In its middle section, Fighting With My Family resembles the old WWE reality show Tough Enough, in which aspiring wrestlers go through training and are sent home one at a time, Survivor-style. Vince Vaughn, of all people, plays the main trainer.

It appears Stephen Merchant, writer and director of the film had the Rocky connection on his mind. On a recent visit to Philadelphia to promote the film,he filmed himself running up the steps. Additionally, executive producer and the film’s co-star, Dwayne “The Rock” Johnson, has been photographed in front of the statuei n at least two of its locations. Occasionally, he was even called “Rocky” in his wrestling days.

Johnson appears as himself and reminds us just how different Johnson’s current screen persona is from when he played the character known as The Rock.

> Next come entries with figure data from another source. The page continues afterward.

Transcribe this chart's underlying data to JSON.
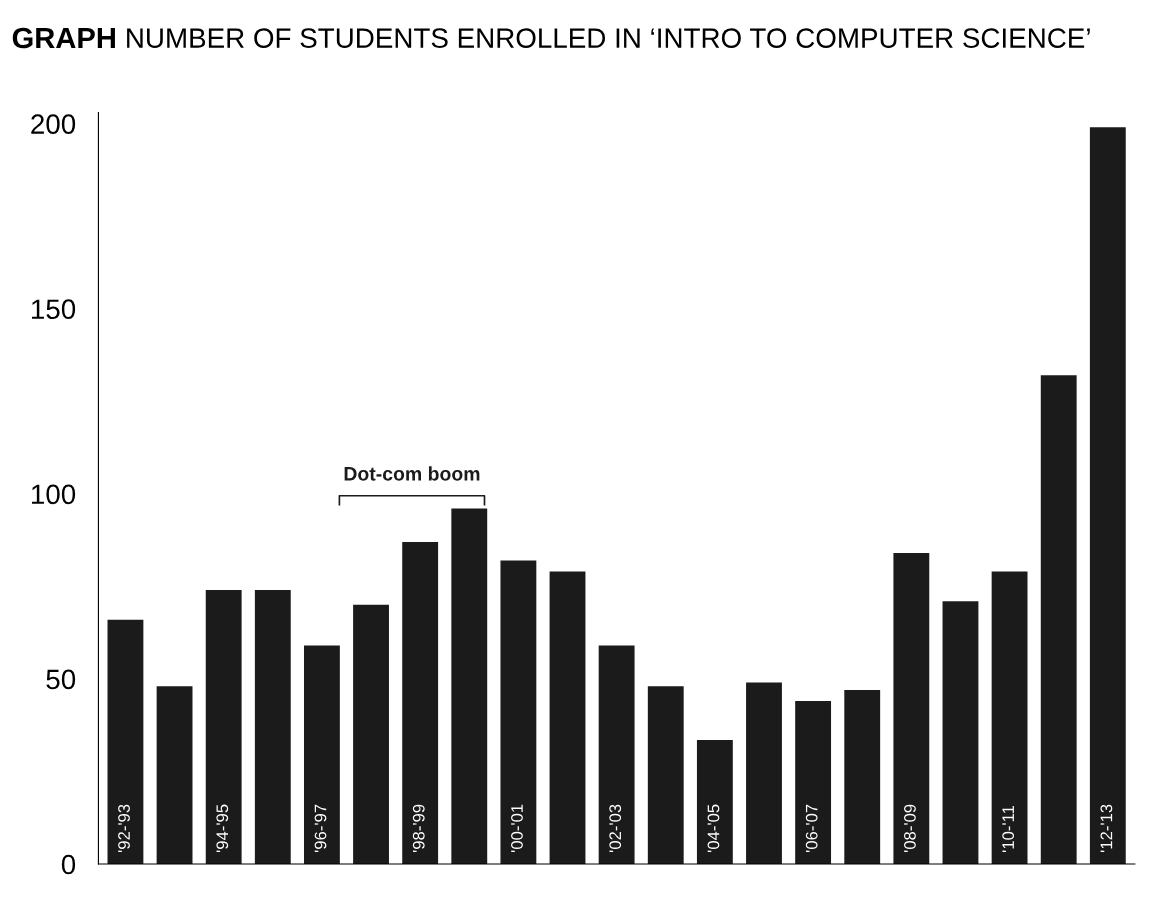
{
  "chart_data": {
    "type": "bar",
    "title": "GRAPH NUMBER OF STUDENTS ENROLLED IN ‘INTRO TO COMPUTER SCIENCE’",
    "categories": [
      "'92-'93",
      null,
      "'94-'95",
      null,
      "'96-'97",
      null,
      "'98-'99",
      null,
      "'00-'01",
      null,
      "'02-'03",
      null,
      "'04-'05",
      null,
      "'06-'07",
      null,
      "'08-'09",
      null,
      "'10-'11",
      null,
      "'12-'13"
    ],
    "values": [
      66,
      48,
      74,
      74,
      59,
      70,
      87,
      96,
      82,
      79,
      59,
      48,
      33.5,
      49,
      44,
      47,
      84,
      71,
      79,
      132,
      199
    ],
    "color": "#1b1b1b",
    "ylim": [
      0,
      203
    ],
    "yticks": [
      0,
      50,
      100,
      150,
      200
    ],
    "grid": false,
    "annotations": [
      "Dot-com boom"
    ]
  }
}
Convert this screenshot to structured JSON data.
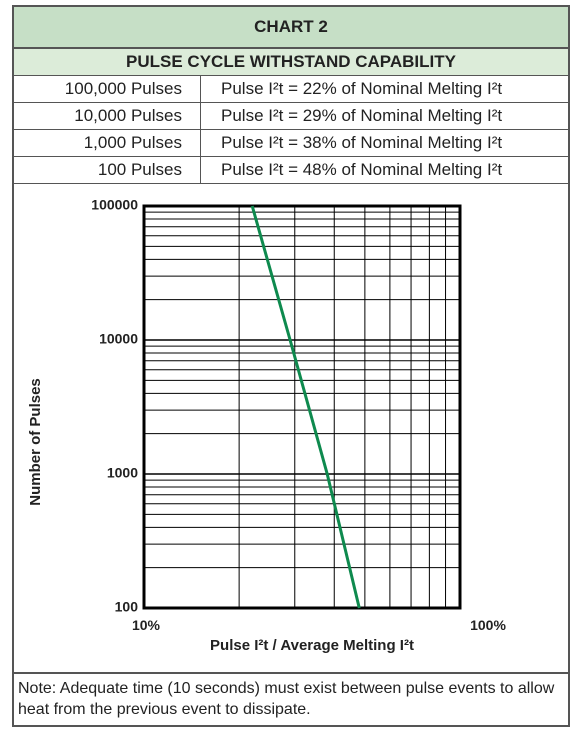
{
  "header": {
    "title": "CHART 2",
    "subtitle": "PULSE CYCLE WITHSTAND CAPABILITY"
  },
  "table": {
    "rows": [
      [
        "100,000 Pulses",
        "Pulse I²t = 22% of Nominal Melting I²t"
      ],
      [
        "10,000 Pulses",
        "Pulse I²t = 29% of Nominal Melting I²t"
      ],
      [
        "1,000 Pulses",
        "Pulse I²t = 38% of Nominal Melting I²t"
      ],
      [
        "100 Pulses",
        "Pulse I²t = 48% of Nominal Melting I²t"
      ]
    ]
  },
  "chart_data": {
    "type": "line",
    "x_label": "Pulse I²t / Average Melting I²t",
    "y_label": "Number of Pulses",
    "x": [
      22,
      29,
      38,
      48
    ],
    "series": [
      {
        "color": "#0e8a4e",
        "values": [
          100000,
          10000,
          1000,
          100
        ]
      }
    ],
    "xlim": [
      10,
      100
    ],
    "ylim": [
      100,
      100000
    ],
    "xticks": [
      {
        "value": 10,
        "label": "10%"
      },
      {
        "value": 100,
        "label": "100%"
      }
    ],
    "yticks": [
      100,
      1000,
      10000,
      100000
    ],
    "xscale": "log",
    "yscale": "log",
    "grid": true
  },
  "note": "Note: Adequate time (10 seconds) must exist between pulse events to allow heat from the previous event to dissipate."
}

One surprise, considering Merchant’s pedigree as co-creator of the original The Office and other noted comedies, is that the film isn’t especially funny. In a recent interview on Film Scribes, the podcast I co-host, Merchant admitted that he knew very little about pro wrestling going into the project.

The film was produced by WWE Studios, and it does feel at times like a commercial for WWE, although Fighting With My Family is a considerable improvement over the WWE production arm’s usual output, which is heavy on direct to video-on-demand genre films starring pro wrestlers. It’s enough to wonder what other WWE stars might get origin-story biopics – Mick Foley, in particular, comes to mind.

The scenes filmed in England, however, form a nice contrast with the more polished WWE product. The federation in Norwich, with its small venue and extreme style, bears more than a passing resemblance to ECW, the influential “hardcore wrestling” outfit that operated in South Philly throughout the 1990s. Nick Frost, as he’s made up in the film, looks exactly like someone The Sandman might have tossed through a table at ECW Arena in 1997.

Fighting With My Family is also stylistically very different from GLOW, the Netflix series about the independent women’s fed from the 1980s.

There is one false moment in Fighting With My Family. When Paige’s brother insists, “if you make the main roster [of WWE] you’ll be set for life.”

Anyone familiar with the economics of pro wrestling can tell you that that’s not true.

Pugh, who again plays Paige, gave an astonishing performance in a little-seen 2017 film called Lady Macbeth which, despite its title, was not a Shakespeare adaptation. She also shined in last year’s TV adaptation of John Le Carre’s The Little Drummer Girl. As Paige, she’s believable as a wrestler and as a talker-a talent which, as the film conveys, is an important one for a wrestling star to have. The real-life Paige actually retired from the ring last year, although that’s left out of the movie.

WWE these days takes women’s wrestling seriously in a way that it didn’t for a long time, although that of course went out the window when they did those events in Saudi Arabia, including the one a few weeks after the Jamal Khashoggi assassination.

The formula that Rocky gave us has gotten so repetitive and tiresome over the years that it took a complete re-orienting of it by a master filmmaker-Ryan Coogler’s great 2015 Creed-to revive the parent franchise. Fighting With My Family isn’t quite a complete reinvention, but it still takes the cliches we all know in a unique and inspiring direction.